37(2010); http://dx.doi.org/10.1118/1.3264662View Description Hide DescriptionPurpose:
A system is presented for automated estimation of progression of interstitial lung disease in serial thoracic CT scans.Methods:
The system compares corresponding 2D axial sections from baseline and follow-up scans and concludes whether this pair of sections represents regression, progression, or unchanged disease status. The correspondence between serial CT scans is achieved by intrapatient volumetric image registration.
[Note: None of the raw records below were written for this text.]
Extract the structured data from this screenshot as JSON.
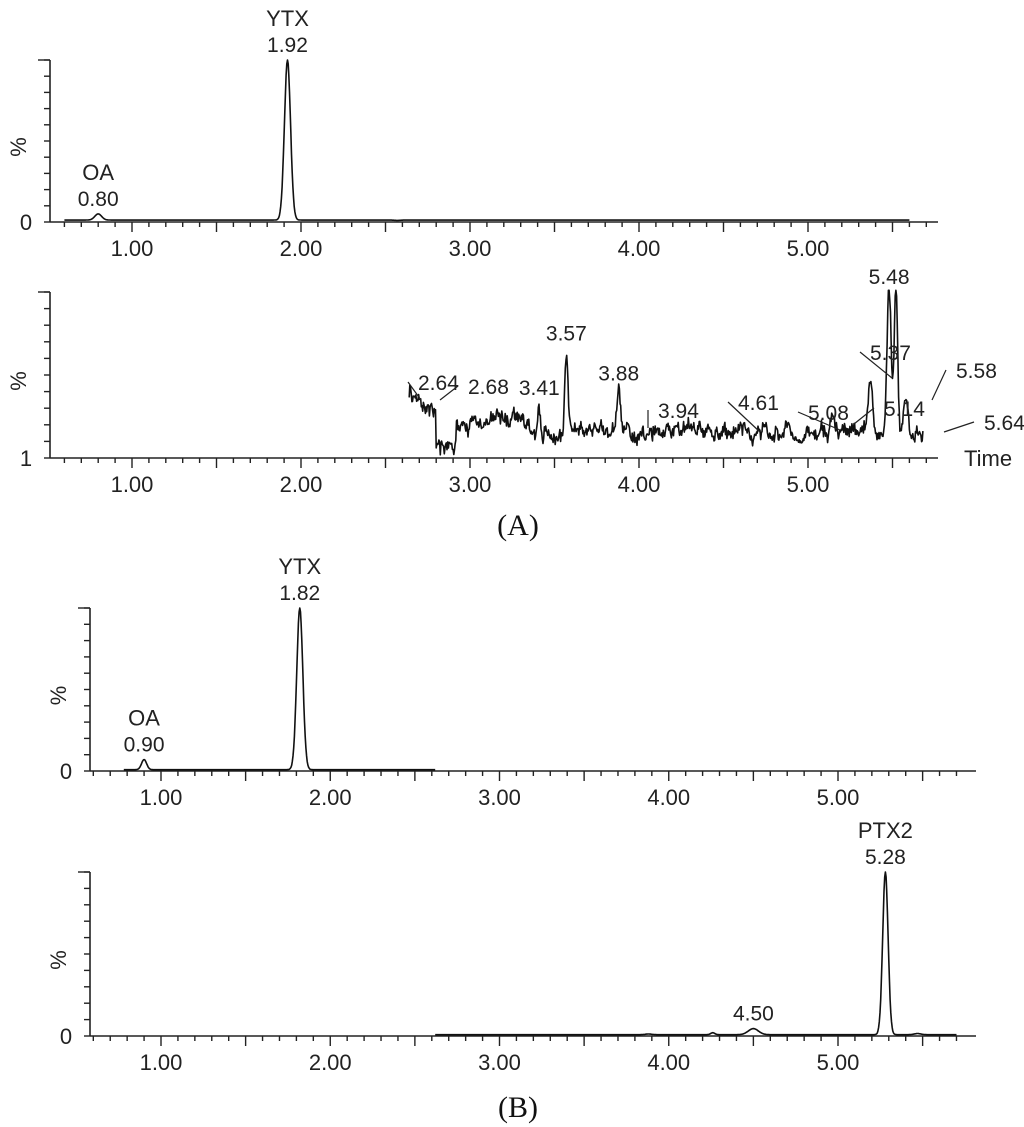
{
  "chart_data": [
    {
      "type": "line",
      "panel": "A",
      "ylabel": "%",
      "y_bottom_label": "0",
      "xlim": [
        0.55,
        5.7
      ],
      "x_ticks": [
        "1.00",
        "2.00",
        "3.00",
        "4.00",
        "5.00"
      ],
      "x_axis_title": "",
      "trace_start": 0.6,
      "trace_end": 5.6,
      "baseline": 0.012,
      "noise_range": null,
      "peaks": [
        {
          "rt": 0.8,
          "height": 0.05,
          "width": 0.02,
          "label": "0.80",
          "compound": "OA"
        },
        {
          "rt": 1.92,
          "height": 1.0,
          "width": 0.018,
          "label": "1.92",
          "compound": "YTX"
        },
        {
          "rt": 2.57,
          "height": 0.01,
          "width": 0.02,
          "label": "",
          "compound": ""
        }
      ]
    },
    {
      "type": "line",
      "panel": "A",
      "ylabel": "%",
      "y_bottom_label": "1",
      "xlim": [
        0.55,
        5.7
      ],
      "x_ticks": [
        "1.00",
        "2.00",
        "3.00",
        "4.00",
        "5.00"
      ],
      "x_axis_title": "Time",
      "trace_start": 2.64,
      "trace_end": 5.68,
      "baseline": 0.16,
      "noise_range": [
        2.64,
        5.68
      ],
      "peaks": [
        {
          "rt": 2.64,
          "height": 0.36,
          "width": 0.01,
          "label": "2.64",
          "compound": ""
        },
        {
          "rt": 2.68,
          "height": 0.3,
          "width": 0.012,
          "label": "2.68",
          "compound": ""
        },
        {
          "rt": 3.41,
          "height": 0.33,
          "width": 0.008,
          "label": "3.41",
          "compound": ""
        },
        {
          "rt": 3.57,
          "height": 0.66,
          "width": 0.01,
          "label": "3.57",
          "compound": ""
        },
        {
          "rt": 3.88,
          "height": 0.42,
          "width": 0.01,
          "label": "3.88",
          "compound": ""
        },
        {
          "rt": 3.94,
          "height": 0.22,
          "width": 0.01,
          "label": "3.94",
          "compound": ""
        },
        {
          "rt": 4.61,
          "height": 0.18,
          "width": 0.01,
          "label": "4.61",
          "compound": ""
        },
        {
          "rt": 5.08,
          "height": 0.2,
          "width": 0.01,
          "label": "5.08",
          "compound": ""
        },
        {
          "rt": 5.14,
          "height": 0.28,
          "width": 0.01,
          "label": "5.14",
          "compound": ""
        },
        {
          "rt": 5.37,
          "height": 0.46,
          "width": 0.014,
          "label": "5.37",
          "compound": ""
        },
        {
          "rt": 5.48,
          "height": 1.0,
          "width": 0.012,
          "label": "5.48",
          "compound": ""
        },
        {
          "rt": 5.52,
          "height": 0.98,
          "width": 0.01,
          "label": "",
          "compound": ""
        },
        {
          "rt": 5.58,
          "height": 0.36,
          "width": 0.01,
          "label": "5.58",
          "compound": ""
        },
        {
          "rt": 5.64,
          "height": 0.18,
          "width": 0.01,
          "label": "5.64",
          "compound": ""
        }
      ]
    },
    {
      "type": "line",
      "panel": "B",
      "ylabel": "%",
      "y_bottom_label": "0",
      "xlim": [
        0.55,
        5.7
      ],
      "x_ticks": [
        "1.00",
        "2.00",
        "3.00",
        "4.00",
        "5.00"
      ],
      "x_axis_title": "",
      "trace_start": 0.78,
      "trace_end": 2.62,
      "baseline": 0.008,
      "noise_range": null,
      "peaks": [
        {
          "rt": 0.9,
          "height": 0.07,
          "width": 0.015,
          "label": "0.90",
          "compound": "OA"
        },
        {
          "rt": 1.82,
          "height": 1.0,
          "width": 0.018,
          "label": "1.82",
          "compound": "YTX"
        }
      ]
    },
    {
      "type": "line",
      "panel": "B",
      "ylabel": "%",
      "y_bottom_label": "0",
      "xlim": [
        0.55,
        5.7
      ],
      "x_ticks": [
        "1.00",
        "2.00",
        "3.00",
        "4.00",
        "5.00"
      ],
      "x_axis_title": "",
      "trace_start": 2.62,
      "trace_end": 5.7,
      "baseline": 0.008,
      "noise_range": null,
      "peaks": [
        {
          "rt": 3.88,
          "height": 0.012,
          "width": 0.02,
          "label": "",
          "compound": ""
        },
        {
          "rt": 4.26,
          "height": 0.02,
          "width": 0.012,
          "label": "",
          "compound": ""
        },
        {
          "rt": 4.5,
          "height": 0.045,
          "width": 0.03,
          "label": "4.50",
          "compound": ""
        },
        {
          "rt": 5.28,
          "height": 1.0,
          "width": 0.016,
          "label": "5.28",
          "compound": "PTX2"
        },
        {
          "rt": 5.47,
          "height": 0.015,
          "width": 0.02,
          "label": "",
          "compound": ""
        }
      ]
    }
  ],
  "panel_labels": {
    "a": "(A)",
    "b": "(B)"
  }
}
The system classification function is trained with two different feature sets. Features in the first set represent the intensity distribution of a difference image between the baseline and follow-up CT sections. Features in the second set represent dissimilarities computed between the baseline and follow-up images filtered with a bank of general purpose texture filters.Results:
In an experiment on 74 scan pairs, the system classification accuracies were 76.1% and 79.5% for the two feature sets, respectively, while the accuracies of two observer radiologist were 78.5% and 82%, respectively. The agreements of the system with the reference standard, measured by weighted kappa statistics, were 0.611 and 0.683 for the two feature sets, respectively.Conclusions:
The system employing the second feature set showed good agreement with the reference standard, and its accuracy approached that of two radiologists.